Born in Ireland, Grogan arrived in Zambia in 1991 to help a struggling meat factory before starting Zambeef in 1994 with his Zambian-born business partner, Carl Irwin. The company got its first big break when South African retail giant ShopRite entered the Zambian market in 1995 and asked Zambeef to operate their in-store butcheries.

Today Zambeef is a market leader in the production, processing, distribution and retailing of a range of meat and agro products – such as beef, edible oils, flour and stock feed, to name a few. In addition to over 110 independent retail outlets and ShopRite butcheries throughout Zambia, as well as three wholesale depots, the group also runs the fast-food brand, Zamchick Inn.

In an interview, Grogan shares some of his tips for growing a successful company in Africa.

  1. Working with government is Vital

“It’s absolutely important,” emphasized Grogan. “If you don’t have good working relationship with the ministries that are particular to your business, I think you are going to have serious problems. If you are going to butt heads with policy makers, you are asking for trouble. It’s the same with every country. That’s normal.”

  1. Hire local talent and have a training programme to promote them

Zambeef has invested in a training programme for its management and staff, which aims to develop skills and bring promising employees through the ranks. And according to Grogan, this is the backbone of an African success.

“The people we have at Zambeef are the reason we are successful. Its not me in particular, it’s the fact that we have, over 20 years, managed to hire and train really good, passionate, hard working, devoted staff,” said Grogan.

  1. Don’t ignore the informal sector

Grogan advices business people not to underestimate the large informal market In Africa.
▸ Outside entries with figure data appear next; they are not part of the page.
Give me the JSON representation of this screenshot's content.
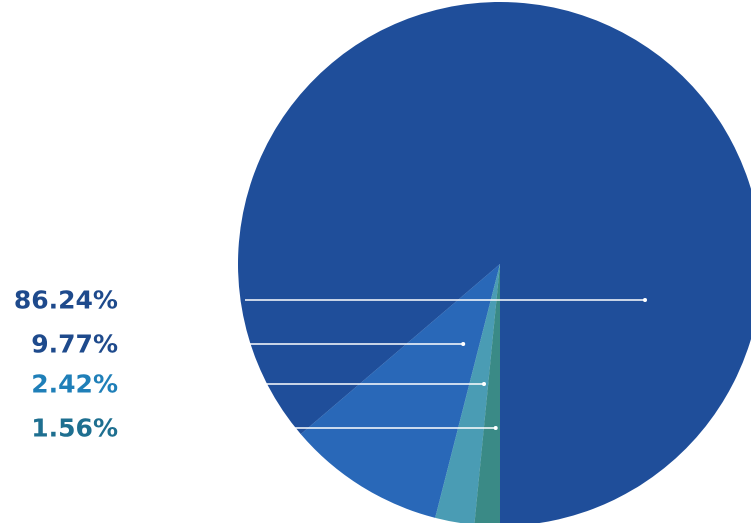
{
  "chart_data": {
    "type": "pie",
    "slices": [
      {
        "label": "86.24%",
        "value": 86.24,
        "color": "#1f4e9a",
        "label_color": "#1e4a8c"
      },
      {
        "label": "9.77%",
        "value": 9.77,
        "color": "#2968b8",
        "label_color": "#1e4a8c"
      },
      {
        "label": "2.42%",
        "value": 2.42,
        "color": "#4a9cb4",
        "label_color": "#1f7fb8"
      },
      {
        "label": "1.56%",
        "value": 1.56,
        "color": "#3a8a86",
        "label_color": "#1e6f90"
      }
    ],
    "start_direction": "down",
    "legend_placement": "left",
    "leader_line_color": "#ffffff"
  }
}
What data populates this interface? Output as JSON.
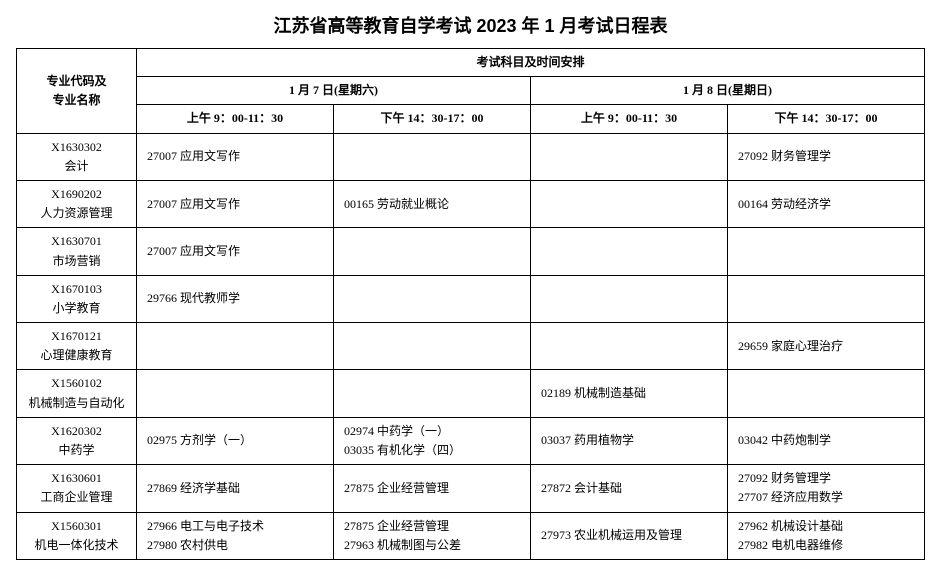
{
  "title": "江苏省高等教育自学考试 2023 年 1 月考试日程表",
  "header": {
    "majorLabel": "专业代码及\n专业名称",
    "scheduleLabel": "考试科目及时间安排",
    "day1": "1 月 7 日(星期六)",
    "day2": "1 月 8 日(星期日)",
    "slotAM": "上午 9：00-11：30",
    "slotPM": "下午 14：30-17：00"
  },
  "rows": [
    {
      "code": "X1630302",
      "name": "会计",
      "d1am": [
        "27007 应用文写作"
      ],
      "d1pm": [],
      "d2am": [],
      "d2pm": [
        "27092 财务管理学"
      ]
    },
    {
      "code": "X1690202",
      "name": "人力资源管理",
      "d1am": [
        "27007 应用文写作"
      ],
      "d1pm": [
        "00165 劳动就业概论"
      ],
      "d2am": [],
      "d2pm": [
        "00164 劳动经济学"
      ]
    },
    {
      "code": "X1630701",
      "name": "市场营销",
      "d1am": [
        "27007 应用文写作"
      ],
      "d1pm": [],
      "d2am": [],
      "d2pm": []
    },
    {
      "code": "X1670103",
      "name": "小学教育",
      "d1am": [
        "29766 现代教师学"
      ],
      "d1pm": [],
      "d2am": [],
      "d2pm": []
    },
    {
      "code": "X1670121",
      "name": "心理健康教育",
      "d1am": [],
      "d1pm": [],
      "d2am": [],
      "d2pm": [
        "29659 家庭心理治疗"
      ]
    },
    {
      "code": "X1560102",
      "name": "机械制造与自动化",
      "d1am": [],
      "d1pm": [],
      "d2am": [
        "02189 机械制造基础"
      ],
      "d2pm": []
    },
    {
      "code": "X1620302",
      "name": "中药学",
      "d1am": [
        "02975 方剂学（一）"
      ],
      "d1pm": [
        "02974 中药学（一）",
        "03035 有机化学（四）"
      ],
      "d2am": [
        "03037 药用植物学"
      ],
      "d2pm": [
        "03042 中药炮制学"
      ]
    },
    {
      "code": "X1630601",
      "name": "工商企业管理",
      "d1am": [
        "27869 经济学基础"
      ],
      "d1pm": [
        "27875 企业经营管理"
      ],
      "d2am": [
        "27872 会计基础"
      ],
      "d2pm": [
        "27092 财务管理学",
        "27707 经济应用数学"
      ]
    },
    {
      "code": "X1560301",
      "name": "机电一体化技术",
      "d1am": [
        "27966 电工与电子技术",
        "27980 农村供电"
      ],
      "d1pm": [
        "27875 企业经营管理",
        "27963 机械制图与公差"
      ],
      "d2am": [
        "27973 农业机械运用及管理"
      ],
      "d2pm": [
        "27962 机械设计基础",
        "27982 电机电器维修"
      ]
    }
  ],
  "style": {
    "borderColor": "#000000",
    "backgroundColor": "#ffffff",
    "titleFontSize": 18,
    "cellFontSize": 12
  }
}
In fact, he believes the sector holds some of the greatest potential for business. “The informal sector in Zambia is massive – it’s probably about 75-80% of business.”

  1. Diversify and add value

Having a diversified business, explains Grogan, can help protect companies against market shocks.

While Zambeef grew on the back of its meat (particularly beef) operations, today its largest divisions are actually within the cropping and edible oil businesses. Its animal feed (Novatek), which was originally formed to address the company’s own supply needs, has now grown a strong market share in supplying the livestock industry in Zambia.

The group is also developing a palm project, with its most recent subsidiary Zampalm.

Zambeef adds value to almost everything it produces and, according to Grogan, nothing goes to waste. For example, once cattle are slaughtered, the meat, head, hooves and organs are sold. The hides are then processed by the company’s Zamleather subsidiary and produced into footwear under the Zamshu brand.

5.Find the right business partner

“You need to have complementary skills,” noted Grogan. “I was very lucky with Carl. He is a chartered accountant and very good administrator, whereas my skills are on the meat production and operations side.”

But, he added, the most important thing to look for in a business partner is complete trust. “Trust is everything, and so is having confidence in your partner. If you don’t have the confidence and trust in them, then it’s simply not going to work.”